Haplotype network reconstruction
We assigned cpDNA SNPs to different haplotypes using the pegas R package v.1.1 . We constructed the haplotype network using the maximum parsimonious tree method available in PopART v.1.7 , with a 95% statistical parsimony criterion. To test for phylogeographic signal, we calculated the N ST, and theG ST , using Permut v.1.2.1 applying 1,000 permutation tests .
Inference of population size change in M. fragrans
Past demographic events in M. fragrans populations from the Moluccas were inferred using Approximate Bayesian Computation (ABC) analyses. ABC approaches estimate posterior probability distributions substituting the calculation of likelihood by comparing observed data with simulated data . Using the nSSR dataset, we characterized the demographic evolution through time for each population using the program DIYABCskylineplot . Coalescent simulations and the computation of prior parameters and summary statistics were done using command line in DIYABC v.2.0 . We set the log-uniform priors for scaled effective population size (θ ) ranging from 1 to 1,000,000 for each population. Time parameters were randomly drawn at the interval [1;2000], and uniform prior in the interval [0;1] for the generalized stepwise mutation model. We performed 100,000 simulations for each population.
To estimate the robustness of past demographic event inferences, we further explored the likelihood of demographic changes through time using an importance sampling algorithm under a maximum likelihood framework as implemented in MIGRAINE . First, we set the parameter of multistep mutation proportion (p GSM) from the range [0;1] on each population. We used the OnePopVarSize model since this model consider a single past change in population size. We determined high values of parameter points and trees to ensure smooth demographic projection with 20,000 trees, 500 points, and a total of 16 iterations. All demographic settings inferred by MIGRAINE were using the GSM model with a finite number of allelic states (K = 50).
Reconstructing population history of M. fragrans
We inferred the ancestry and divergence time of the genetic clusters defined by STRUCTURE (see Results section), using DIYABC Random Forest v.1.1.1 . Populations assigned to a given genetic cluster according to STRUCTURE results were pooled as a single genetic group to reduce demographic model complexity. For these analyses, we only kept individuals with a cluster assignment probability higher than 0.85.
We first performed the analysis on each dataset (nSSRs and cpDNA) separately to understand the behavior of confidence interval on the posterior distribution of demographic parameters. We then combined the two datasets and analyzed them together to assess the robustness of the analyses.

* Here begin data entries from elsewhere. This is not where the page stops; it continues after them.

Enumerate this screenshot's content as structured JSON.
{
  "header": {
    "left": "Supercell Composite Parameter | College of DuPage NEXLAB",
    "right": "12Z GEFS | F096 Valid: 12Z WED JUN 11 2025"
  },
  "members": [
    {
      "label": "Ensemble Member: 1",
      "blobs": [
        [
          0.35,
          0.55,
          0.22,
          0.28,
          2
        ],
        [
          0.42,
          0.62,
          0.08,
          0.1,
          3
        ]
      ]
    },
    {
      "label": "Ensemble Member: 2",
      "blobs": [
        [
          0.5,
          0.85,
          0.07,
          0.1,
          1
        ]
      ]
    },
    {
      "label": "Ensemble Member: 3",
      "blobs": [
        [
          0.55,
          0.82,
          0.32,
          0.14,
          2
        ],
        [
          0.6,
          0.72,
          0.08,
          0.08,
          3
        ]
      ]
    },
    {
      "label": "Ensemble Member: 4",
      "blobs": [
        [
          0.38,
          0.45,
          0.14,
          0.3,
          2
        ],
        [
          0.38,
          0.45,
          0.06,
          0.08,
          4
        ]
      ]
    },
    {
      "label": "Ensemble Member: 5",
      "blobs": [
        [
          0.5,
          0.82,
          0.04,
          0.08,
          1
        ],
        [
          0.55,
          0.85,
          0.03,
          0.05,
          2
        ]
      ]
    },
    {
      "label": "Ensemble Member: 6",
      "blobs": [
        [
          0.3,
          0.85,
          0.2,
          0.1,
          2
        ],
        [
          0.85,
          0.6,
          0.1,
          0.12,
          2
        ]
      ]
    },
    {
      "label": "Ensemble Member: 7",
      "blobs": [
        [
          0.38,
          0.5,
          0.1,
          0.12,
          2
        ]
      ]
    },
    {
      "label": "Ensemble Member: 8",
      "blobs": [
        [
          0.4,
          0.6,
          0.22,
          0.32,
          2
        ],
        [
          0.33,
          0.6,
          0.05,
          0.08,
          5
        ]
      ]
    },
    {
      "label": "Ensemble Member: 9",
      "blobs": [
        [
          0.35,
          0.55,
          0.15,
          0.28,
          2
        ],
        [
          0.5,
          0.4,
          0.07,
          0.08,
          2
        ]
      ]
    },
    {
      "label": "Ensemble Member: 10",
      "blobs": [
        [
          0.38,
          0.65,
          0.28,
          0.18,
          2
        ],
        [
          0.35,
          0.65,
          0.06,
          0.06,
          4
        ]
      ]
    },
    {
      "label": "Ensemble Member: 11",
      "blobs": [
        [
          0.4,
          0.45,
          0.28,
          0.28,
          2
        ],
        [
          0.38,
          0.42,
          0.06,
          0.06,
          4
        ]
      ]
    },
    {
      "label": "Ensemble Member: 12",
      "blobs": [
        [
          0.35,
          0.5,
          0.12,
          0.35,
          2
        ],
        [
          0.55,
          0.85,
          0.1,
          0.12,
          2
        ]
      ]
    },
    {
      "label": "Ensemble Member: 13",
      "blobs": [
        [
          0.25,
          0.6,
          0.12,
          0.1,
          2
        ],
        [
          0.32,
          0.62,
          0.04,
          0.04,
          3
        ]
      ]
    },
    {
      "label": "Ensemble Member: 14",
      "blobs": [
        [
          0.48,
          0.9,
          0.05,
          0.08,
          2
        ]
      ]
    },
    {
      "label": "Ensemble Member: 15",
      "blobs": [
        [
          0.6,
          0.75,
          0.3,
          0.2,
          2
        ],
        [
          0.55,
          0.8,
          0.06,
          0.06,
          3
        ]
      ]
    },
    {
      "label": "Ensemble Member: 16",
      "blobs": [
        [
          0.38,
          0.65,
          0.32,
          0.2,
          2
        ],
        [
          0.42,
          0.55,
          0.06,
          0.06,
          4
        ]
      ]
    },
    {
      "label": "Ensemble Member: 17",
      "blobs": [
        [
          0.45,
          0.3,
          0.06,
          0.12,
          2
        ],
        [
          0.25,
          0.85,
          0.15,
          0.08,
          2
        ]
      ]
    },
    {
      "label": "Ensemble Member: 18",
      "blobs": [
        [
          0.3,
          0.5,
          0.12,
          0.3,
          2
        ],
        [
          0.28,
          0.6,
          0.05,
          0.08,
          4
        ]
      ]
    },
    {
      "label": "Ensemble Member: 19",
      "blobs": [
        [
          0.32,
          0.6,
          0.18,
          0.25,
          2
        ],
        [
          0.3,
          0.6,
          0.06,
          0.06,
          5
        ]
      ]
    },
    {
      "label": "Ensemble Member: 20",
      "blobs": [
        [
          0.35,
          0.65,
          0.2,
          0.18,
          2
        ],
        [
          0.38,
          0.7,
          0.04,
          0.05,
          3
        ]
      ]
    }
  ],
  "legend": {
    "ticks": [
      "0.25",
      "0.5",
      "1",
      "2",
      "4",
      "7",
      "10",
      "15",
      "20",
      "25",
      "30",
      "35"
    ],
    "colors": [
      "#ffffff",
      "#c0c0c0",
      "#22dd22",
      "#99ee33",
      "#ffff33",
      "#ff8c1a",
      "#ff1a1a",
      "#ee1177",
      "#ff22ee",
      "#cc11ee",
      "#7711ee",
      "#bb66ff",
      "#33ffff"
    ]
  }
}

Two scenarios of species’ population divergence were tested with historical demographic parameters drawn from the prior distribution (Supplementary Table S1), with no admixture event included in the analysis (Supplementary Figure S1). We also linked this demographic prior distribution according to historical data of M. fragransdistribution in the Moluccas as stated by Hanna and Lape to infer the ancestry and divergence time of the genetic groups.
For each scenario, 100,000 coalescent simulations were performed. We checked for the congruence of simulation results under the different scenario with the observed data using (i) Principal Component Analysis (PCA) on the summary statistics from simulated data sets, and (ii) projecting the observed data on the first two PC axes. We used ABC with random forest (RF) to perform scenario choice and parameter estimation, in DIYABCRF v.1.1.1 module. For scenario choice, we used the maximum number of simulated data sets (100,000 each scenario) and the best scenario were chosen according to a classification vote. For parameter estimation, RFs of 1000 trees were used to obtain median point estimates for each demographic parameter in the model, as well as a 95% posterior credible interval.